A Simple Explanation - By Varsha Saini

Kurtosis is a statistical method that measures Tailedness i.e. how often outliers occur. It is the measure of how much the tails of distribution vary relative to the tails of a Normal Distribution.

  • positive value of Kurtosis means heavy tails (a lot of data in tails).
  • A negative value of Kurtosis means light tails (little data in tails).

In the case of Normal Distribution, 99.7% of data is present within 3 standard deviations from the center. The Data present beyond the 3 standard deviations is considered to be an outlier. When high kurtosis is present, the tails extend farther than the three standard deviations of the normal bell-curved distribution. Hence the kurtosis of a normal distribution equals 3.

Excess Kurtosis

Excess kurtosis is a measure of the kurtosis of distribution against the kurtosis of a normal distribution.

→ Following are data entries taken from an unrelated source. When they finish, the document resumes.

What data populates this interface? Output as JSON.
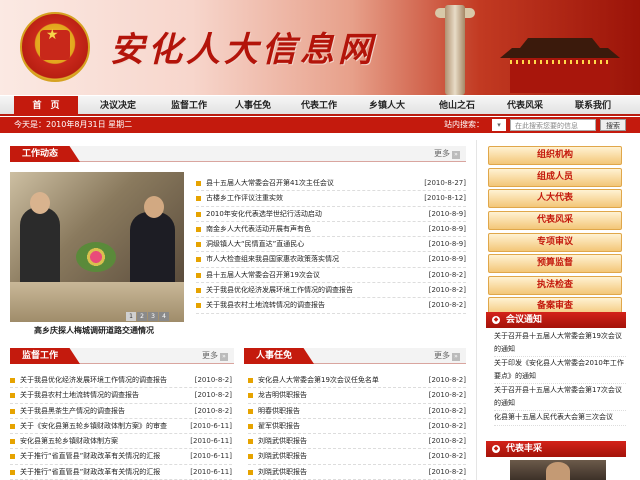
{
  "site": {
    "title": "安化人大信息网"
  },
  "nav": [
    {
      "label": "首　页",
      "active": true
    },
    {
      "label": "决议决定"
    },
    {
      "label": "监督工作"
    },
    {
      "label": "人事任免"
    },
    {
      "label": "代表工作"
    },
    {
      "label": "乡镇人大"
    },
    {
      "label": "他山之石"
    },
    {
      "label": "代表风采"
    },
    {
      "label": "联系我们"
    }
  ],
  "subbar": {
    "date": "今天是：2010年8月31日 星期二",
    "search_label": "站内搜索：",
    "search_scope": "▾",
    "search_placeholder": "在此搜索您要的信息",
    "search_button": "搜索"
  },
  "work": {
    "title": "工作动态",
    "more": "更多",
    "photo_caption": "高乡庆探人梅城调研道路交通情况",
    "pager": [
      "1",
      "2",
      "3",
      "4"
    ],
    "items": [
      {
        "t": "县十五届人大常委会召开第41次主任会议",
        "d": "[2010-8-27]"
      },
      {
        "t": "古楼乡工作评议注重实效",
        "d": "[2010-8-12]"
      },
      {
        "t": "2010年安化代表选举世纪行活动启动",
        "d": "[2010-8-9]"
      },
      {
        "t": "南金乡人大代表活动开展有声有色",
        "d": "[2010-8-9]"
      },
      {
        "t": "洞级镇人大“民情直达”直通民心",
        "d": "[2010-8-9]"
      },
      {
        "t": "市人大检查组来我县国家惠农政策落实情况",
        "d": "[2010-8-9]"
      },
      {
        "t": "县十五届人大常委会召开第19次会议",
        "d": "[2010-8-2]"
      },
      {
        "t": "关于我县优化经济发展环境工作情况的调查报告",
        "d": "[2010-8-2]"
      },
      {
        "t": "关于我县农村土地流转情况的调查报告",
        "d": "[2010-8-2]"
      }
    ]
  },
  "supervision": {
    "title": "监督工作",
    "more": "更多",
    "items": [
      {
        "t": "关于我县优化经济发展环境工作情况的调查报告",
        "d": "[2010-8-2]"
      },
      {
        "t": "关于我县农村土地流转情况的调查报告",
        "d": "[2010-8-2]"
      },
      {
        "t": "关于我县黑茶生产情况的调查报告",
        "d": "[2010-8-2]"
      },
      {
        "t": "关于《安化县第五轮乡镇财政体制方案》的审查",
        "d": "[2010-6-11]"
      },
      {
        "t": "安化县第五轮乡镇财政体制方案",
        "d": "[2010-6-11]"
      },
      {
        "t": "关于推行“省直管县”财政改革有关情况的汇报",
        "d": "[2010-6-11]"
      },
      {
        "t": "关于推行“省直管县”财政改革有关情况的汇报",
        "d": "[2010-6-11]"
      }
    ]
  },
  "personnel": {
    "title": "人事任免",
    "more": "更多",
    "items": [
      {
        "t": "安化县人大常委会第19次会议任免名单",
        "d": "[2010-8-2]"
      },
      {
        "t": "龙吉明供职报告",
        "d": "[2010-8-2]"
      },
      {
        "t": "明春供职报告",
        "d": "[2010-8-2]"
      },
      {
        "t": "翟军供职报告",
        "d": "[2010-8-2]"
      },
      {
        "t": "刘晓武供职报告",
        "d": "[2010-8-2]"
      },
      {
        "t": "刘晓武供职报告",
        "d": "[2010-8-2]"
      },
      {
        "t": "刘晓武供职报告",
        "d": "[2010-8-2]"
      }
    ]
  },
  "right_menu": [
    "组织机构",
    "组成人员",
    "人大代表",
    "代表风采",
    "专项审议",
    "预算监督",
    "执法检查",
    "备案审查"
  ],
  "meeting": {
    "title": "会议通知",
    "items": [
      "关于召开县十五届人大常委会第19次会议的通知",
      "关于印发《安化县人大常委会2010年工作要点》的通知",
      "关于召开县十五届人大常委会第17次会议的通知",
      "化县第十五届人民代表大会第三次会议"
    ]
  },
  "reps": {
    "title": "代表丰采"
  }
}
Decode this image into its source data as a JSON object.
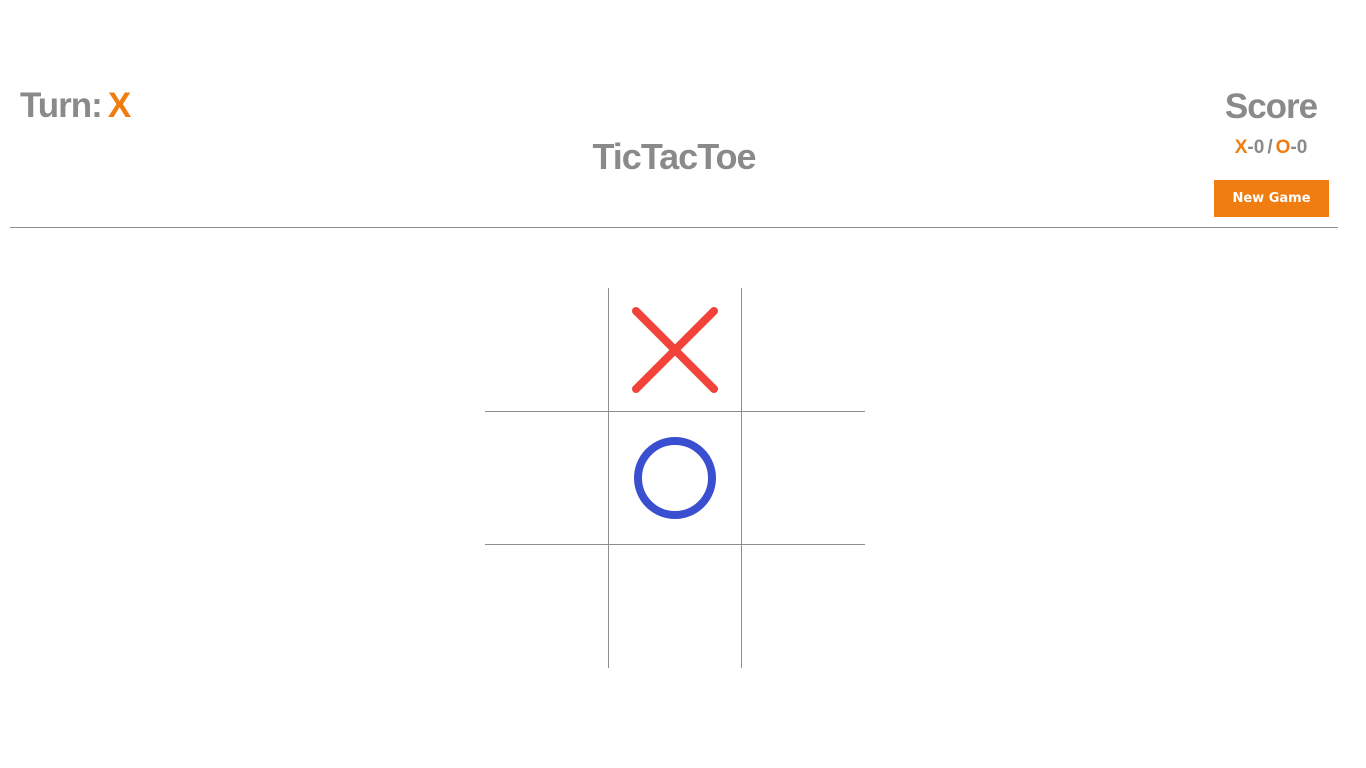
{
  "header": {
    "turn_label": "Turn:",
    "turn_value": "X",
    "title": "TicTacToe"
  },
  "score": {
    "title": "Score",
    "x_label": "X",
    "x_value": "-0",
    "separator": "/",
    "o_label": "O",
    "o_value": "-0",
    "new_game_label": "New Game"
  },
  "board": {
    "cells": [
      "",
      "X",
      "",
      "",
      "O",
      "",
      "",
      "",
      ""
    ]
  },
  "colors": {
    "accent": "#ef7d11",
    "text_gray": "#8a8a8a",
    "x_mark": "#f2433a",
    "o_mark": "#3a4fcf",
    "grid": "#8f8f8f"
  },
  "icons": {
    "x_mark": "x-mark-icon",
    "o_mark": "o-mark-icon"
  }
}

Excess Kurtosis = Kurtosis - 3
  • Excess kurtosis for the normal distribution is 0 (i.e. 3 -3 = 0).
  • Negative Excess kurtosis means lighter tails (flatter) than a normal distribution.
  • Positive Excess kurtosis means heavier tails than a normal distribution.

Types of Kurtosis

Kurtosis is categorized into 3 categories based on the value of Excess Kurtosis.

  1. Mesokurtic Kurtosis
  2. Leptokurtic Kurtosis
  3. Platykurtic Kurtosis
Image Source

Mesokurtic Kurtosis

  • Excess Kurtosis is 0 or close to 0.
  • It follows Normal Distribution.

Leptokurtic Kurtosis

  • Excess Kurtosis is positive i.e. greater than Mesokurtic Kurtosis.
  • It has heavy tails (a lot of data in tails) which indicate high outliers.
  • The peak is thin.

Platykurtic Kurtosis

  • Excess Kurtosis is negative i.e. lower than Mesokurtic Kurtosis.
  • It has flatter tails (little data in tails) which indicate small outliers.
  • The peak is short and flat.

Applications of Kurtosis

Kurtosis has application in financial risk analysis. High Kurtosis means investment is risky whereas a small kurtosis means a low or moderate level of risk.